This is not a war with
a single objective. It is a multi-layered strategic strike—killing many birds
with one stone.
Publicly, Iran is the target. The stated ambition is to weaken it, isolate
it, and, if possible, reduce it to the kind of humanitarian catastrophe
witnessed in Gaza. But beneath this declared objective lies a far more
calculated design: the weakening of emerging Gulf economic powerhouses that
have, in recent years, begun to rival traditional Western dominance.
Dubai stands out as a prime casualty.
Over the past two decades, it has transformed itself
into a global financial and trading hub, attracting billions of US dollars in
international capital—including from Israel itself. Its strategic ports, Jebel
Ali and Fujairah, have turned it into a critical artery of global commerce.
Such autonomy and influence were never going to fit in comfortably within a
US-led order.
The Abraham Accords, celebrated as a diplomatic breakthrough, also served
another purpose—drawing Dubai deeper into a geopolitical framework that left it
exposed. Once tensions escalated, the emirate found itself in the crosshairs of
a conflict it neither initiated nor could control.
Qatar’s trajectory is equally revealing.
Its earlier isolation within the Gulf Cooperation
Council, combined with the establishment of one of the largest US military
bases in the region, was not an act of strategic generosity. It was a
calculated positioning. Qatar’s vast natural gas reserves and its geographic
proximity to Iran made it indispensable—not as a partner, but as a platform.
What followed was predictable. Iran was provoked into retaliation, and the
Gulf became the unintended—or perhaps intended—battleground. Whether the
destruction in Dubai and Qatar came directly from Iranian strikes or through
more complex channels is almost secondary. The outcome remains the same - both
have been dragged into a war that serves larger strategic ends.
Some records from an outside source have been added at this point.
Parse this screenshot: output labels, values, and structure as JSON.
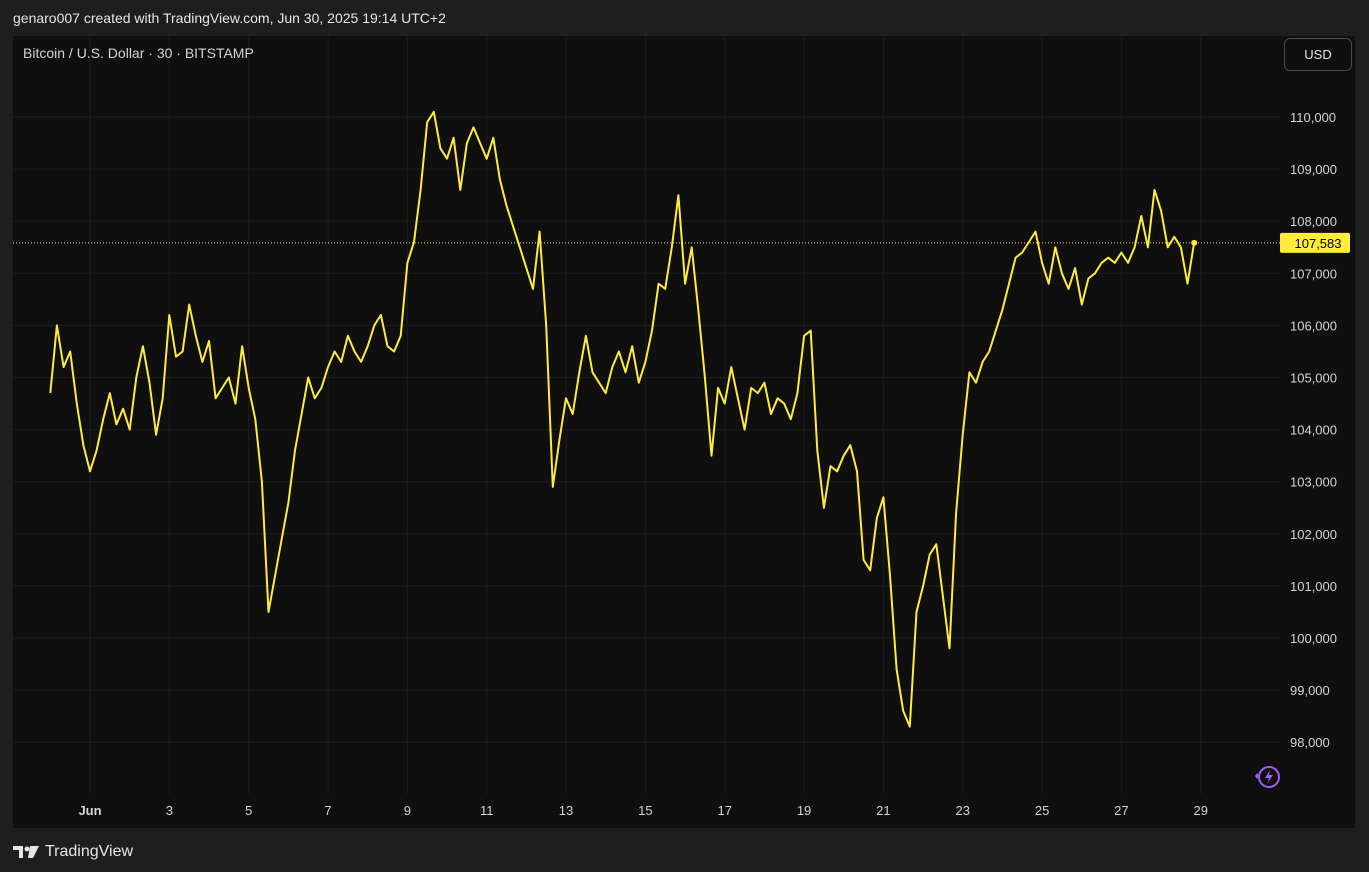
{
  "header": {
    "text": "genaro007 created with TradingView.com, Jun 30, 2025 19:14 UTC+2"
  },
  "chart_title": "Bitcoin / U.S. Dollar · 30 · BITSTAMP",
  "currency_button": "USD",
  "footer": {
    "brand": "TradingView"
  },
  "colors": {
    "line": "#ffeb3b",
    "background": "#0f0f0f",
    "frame": "#1e1e1e",
    "grid": "#1c1c1c",
    "text": "#d1d4dc",
    "price_tag": "#ffeb3b",
    "ai_icon": "#a45cf6"
  },
  "icons": [
    "tradingview-logo-icon",
    "ai-assistant-icon"
  ],
  "chart_data": {
    "type": "line",
    "x_axis_labels": [
      "Jun",
      "3",
      "5",
      "7",
      "9",
      "11",
      "13",
      "15",
      "17",
      "19",
      "21",
      "23",
      "25",
      "27",
      "29"
    ],
    "y_ticks": [
      98000,
      99000,
      100000,
      101000,
      102000,
      103000,
      104000,
      105000,
      106000,
      107000,
      108000,
      109000,
      110000
    ],
    "y_tick_labels": [
      "98,000",
      "99,000",
      "100,000",
      "101,000",
      "102,000",
      "103,000",
      "104,000",
      "105,000",
      "106,000",
      "107,000",
      "108,000",
      "109,000",
      "110,000"
    ],
    "ylim": [
      97000,
      111500
    ],
    "last_price": 107583,
    "last_price_label": "107,583",
    "grid": true,
    "series": [
      {
        "points": [
          [
            "2025-05-31 00:00",
            104700
          ],
          [
            "2025-05-31 04:00",
            106000
          ],
          [
            "2025-05-31 08:00",
            105200
          ],
          [
            "2025-05-31 12:00",
            105500
          ],
          [
            "2025-05-31 16:00",
            104500
          ],
          [
            "2025-05-31 20:00",
            103700
          ],
          [
            "2025-06-01 00:00",
            103200
          ],
          [
            "2025-06-01 04:00",
            103600
          ],
          [
            "2025-06-01 08:00",
            104200
          ],
          [
            "2025-06-01 12:00",
            104700
          ],
          [
            "2025-06-01 16:00",
            104100
          ],
          [
            "2025-06-01 20:00",
            104400
          ],
          [
            "2025-06-02 00:00",
            104000
          ],
          [
            "2025-06-02 04:00",
            105000
          ],
          [
            "2025-06-02 08:00",
            105600
          ],
          [
            "2025-06-02 12:00",
            104900
          ],
          [
            "2025-06-02 16:00",
            103900
          ],
          [
            "2025-06-02 20:00",
            104600
          ],
          [
            "2025-06-03 00:00",
            106200
          ],
          [
            "2025-06-03 04:00",
            105400
          ],
          [
            "2025-06-03 08:00",
            105500
          ],
          [
            "2025-06-03 12:00",
            106400
          ],
          [
            "2025-06-03 16:00",
            105800
          ],
          [
            "2025-06-03 20:00",
            105300
          ],
          [
            "2025-06-04 00:00",
            105700
          ],
          [
            "2025-06-04 04:00",
            104600
          ],
          [
            "2025-06-04 08:00",
            104800
          ],
          [
            "2025-06-04 12:00",
            105000
          ],
          [
            "2025-06-04 16:00",
            104500
          ],
          [
            "2025-06-04 20:00",
            105600
          ],
          [
            "2025-06-05 00:00",
            104800
          ],
          [
            "2025-06-05 04:00",
            104200
          ],
          [
            "2025-06-05 08:00",
            103000
          ],
          [
            "2025-06-05 12:00",
            100500
          ],
          [
            "2025-06-05 16:00",
            101200
          ],
          [
            "2025-06-05 20:00",
            101900
          ],
          [
            "2025-06-06 00:00",
            102600
          ],
          [
            "2025-06-06 04:00",
            103600
          ],
          [
            "2025-06-06 08:00",
            104300
          ],
          [
            "2025-06-06 12:00",
            105000
          ],
          [
            "2025-06-06 16:00",
            104600
          ],
          [
            "2025-06-06 20:00",
            104800
          ],
          [
            "2025-06-07 00:00",
            105200
          ],
          [
            "2025-06-07 04:00",
            105500
          ],
          [
            "2025-06-07 08:00",
            105300
          ],
          [
            "2025-06-07 12:00",
            105800
          ],
          [
            "2025-06-07 16:00",
            105500
          ],
          [
            "2025-06-07 20:00",
            105300
          ],
          [
            "2025-06-08 00:00",
            105600
          ],
          [
            "2025-06-08 04:00",
            106000
          ],
          [
            "2025-06-08 08:00",
            106200
          ],
          [
            "2025-06-08 12:00",
            105600
          ],
          [
            "2025-06-08 16:00",
            105500
          ],
          [
            "2025-06-08 20:00",
            105800
          ],
          [
            "2025-06-09 00:00",
            107200
          ],
          [
            "2025-06-09 04:00",
            107600
          ],
          [
            "2025-06-09 08:00",
            108600
          ],
          [
            "2025-06-09 12:00",
            109900
          ],
          [
            "2025-06-09 16:00",
            110100
          ],
          [
            "2025-06-09 20:00",
            109400
          ],
          [
            "2025-06-10 00:00",
            109200
          ],
          [
            "2025-06-10 04:00",
            109600
          ],
          [
            "2025-06-10 08:00",
            108600
          ],
          [
            "2025-06-10 12:00",
            109500
          ],
          [
            "2025-06-10 16:00",
            109800
          ],
          [
            "2025-06-10 20:00",
            109500
          ],
          [
            "2025-06-11 00:00",
            109200
          ],
          [
            "2025-06-11 04:00",
            109600
          ],
          [
            "2025-06-11 08:00",
            108800
          ],
          [
            "2025-06-11 12:00",
            108300
          ],
          [
            "2025-06-11 16:00",
            107900
          ],
          [
            "2025-06-11 20:00",
            107500
          ],
          [
            "2025-06-12 00:00",
            107100
          ],
          [
            "2025-06-12 04:00",
            106700
          ],
          [
            "2025-06-12 08:00",
            107800
          ],
          [
            "2025-06-12 12:00",
            106000
          ],
          [
            "2025-06-12 16:00",
            102900
          ],
          [
            "2025-06-12 20:00",
            103800
          ],
          [
            "2025-06-13 00:00",
            104600
          ],
          [
            "2025-06-13 04:00",
            104300
          ],
          [
            "2025-06-13 08:00",
            105100
          ],
          [
            "2025-06-13 12:00",
            105800
          ],
          [
            "2025-06-13 16:00",
            105100
          ],
          [
            "2025-06-13 20:00",
            104900
          ],
          [
            "2025-06-14 00:00",
            104700
          ],
          [
            "2025-06-14 04:00",
            105200
          ],
          [
            "2025-06-14 08:00",
            105500
          ],
          [
            "2025-06-14 12:00",
            105100
          ],
          [
            "2025-06-14 16:00",
            105600
          ],
          [
            "2025-06-14 20:00",
            104900
          ],
          [
            "2025-06-15 00:00",
            105300
          ],
          [
            "2025-06-15 04:00",
            105900
          ],
          [
            "2025-06-15 08:00",
            106800
          ],
          [
            "2025-06-15 12:00",
            106700
          ],
          [
            "2025-06-15 16:00",
            107500
          ],
          [
            "2025-06-15 20:00",
            108500
          ],
          [
            "2025-06-16 00:00",
            106800
          ],
          [
            "2025-06-16 04:00",
            107500
          ],
          [
            "2025-06-16 08:00",
            106300
          ],
          [
            "2025-06-16 12:00",
            105000
          ],
          [
            "2025-06-16 16:00",
            103500
          ],
          [
            "2025-06-16 20:00",
            104800
          ],
          [
            "2025-06-17 00:00",
            104500
          ],
          [
            "2025-06-17 04:00",
            105200
          ],
          [
            "2025-06-17 08:00",
            104600
          ],
          [
            "2025-06-17 12:00",
            104000
          ],
          [
            "2025-06-17 16:00",
            104800
          ],
          [
            "2025-06-17 20:00",
            104700
          ],
          [
            "2025-06-18 00:00",
            104900
          ],
          [
            "2025-06-18 04:00",
            104300
          ],
          [
            "2025-06-18 08:00",
            104600
          ],
          [
            "2025-06-18 12:00",
            104500
          ],
          [
            "2025-06-18 16:00",
            104200
          ],
          [
            "2025-06-18 20:00",
            104700
          ],
          [
            "2025-06-19 00:00",
            105800
          ],
          [
            "2025-06-19 04:00",
            105900
          ],
          [
            "2025-06-19 08:00",
            103600
          ],
          [
            "2025-06-19 12:00",
            102500
          ],
          [
            "2025-06-19 16:00",
            103300
          ],
          [
            "2025-06-19 20:00",
            103200
          ],
          [
            "2025-06-20 00:00",
            103500
          ],
          [
            "2025-06-20 04:00",
            103700
          ],
          [
            "2025-06-20 08:00",
            103200
          ],
          [
            "2025-06-20 12:00",
            101500
          ],
          [
            "2025-06-20 16:00",
            101300
          ],
          [
            "2025-06-20 20:00",
            102300
          ],
          [
            "2025-06-21 00:00",
            102700
          ],
          [
            "2025-06-21 04:00",
            101200
          ],
          [
            "2025-06-21 08:00",
            99400
          ],
          [
            "2025-06-21 12:00",
            98600
          ],
          [
            "2025-06-21 16:00",
            98300
          ],
          [
            "2025-06-21 20:00",
            100500
          ],
          [
            "2025-06-22 00:00",
            101000
          ],
          [
            "2025-06-22 04:00",
            101600
          ],
          [
            "2025-06-22 08:00",
            101800
          ],
          [
            "2025-06-22 12:00",
            100800
          ],
          [
            "2025-06-22 16:00",
            99800
          ],
          [
            "2025-06-22 20:00",
            102400
          ],
          [
            "2025-06-23 00:00",
            103900
          ],
          [
            "2025-06-23 04:00",
            105100
          ],
          [
            "2025-06-23 08:00",
            104900
          ],
          [
            "2025-06-23 12:00",
            105300
          ],
          [
            "2025-06-23 16:00",
            105500
          ],
          [
            "2025-06-23 20:00",
            105900
          ],
          [
            "2025-06-24 00:00",
            106300
          ],
          [
            "2025-06-24 04:00",
            106800
          ],
          [
            "2025-06-24 08:00",
            107300
          ],
          [
            "2025-06-24 12:00",
            107400
          ],
          [
            "2025-06-24 16:00",
            107600
          ],
          [
            "2025-06-24 20:00",
            107800
          ],
          [
            "2025-06-25 00:00",
            107200
          ],
          [
            "2025-06-25 04:00",
            106800
          ],
          [
            "2025-06-25 08:00",
            107500
          ],
          [
            "2025-06-25 12:00",
            107000
          ],
          [
            "2025-06-25 16:00",
            106700
          ],
          [
            "2025-06-25 20:00",
            107100
          ],
          [
            "2025-06-26 00:00",
            106400
          ],
          [
            "2025-06-26 04:00",
            106900
          ],
          [
            "2025-06-26 08:00",
            107000
          ],
          [
            "2025-06-26 12:00",
            107200
          ],
          [
            "2025-06-26 16:00",
            107300
          ],
          [
            "2025-06-26 20:00",
            107200
          ],
          [
            "2025-06-27 00:00",
            107400
          ],
          [
            "2025-06-27 04:00",
            107200
          ],
          [
            "2025-06-27 08:00",
            107500
          ],
          [
            "2025-06-27 12:00",
            108100
          ],
          [
            "2025-06-27 16:00",
            107500
          ],
          [
            "2025-06-27 20:00",
            108600
          ],
          [
            "2025-06-28 00:00",
            108200
          ],
          [
            "2025-06-28 04:00",
            107500
          ],
          [
            "2025-06-28 08:00",
            107700
          ],
          [
            "2025-06-28 12:00",
            107500
          ],
          [
            "2025-06-28 16:00",
            106800
          ],
          [
            "2025-06-28 20:00",
            107583
          ]
        ]
      }
    ]
  }
}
History reinforces this pattern. Since the Iranian
Revolution, the United States has viewed Iran as the principal challenge
to its Middle Eastern dominance. Yet, rather than engaging directly, Washington
has preferred to entangle Tehran in prolonged proxy conflicts across Yemen,
Lebanon, Syria, and Iraq. Decades of sanctions and indirect warfare have failed
to break Iran. If anything, they have hardened it—economically, militarily, and
politically.
The current war reflects a shift born out of frustration. Israel initiated
the confrontation, convinced of its ability to decisively weaken Iran. The
United States, wary yet compelled, has stepped in—not out of readiness, but out
of strategic necessity.
This is not merely a war against Iran. It is a broader attempt to redraw the
region’s economic and geopolitical map—where even allies are expendable, and
collateral damage is quietly folded into grand strategy.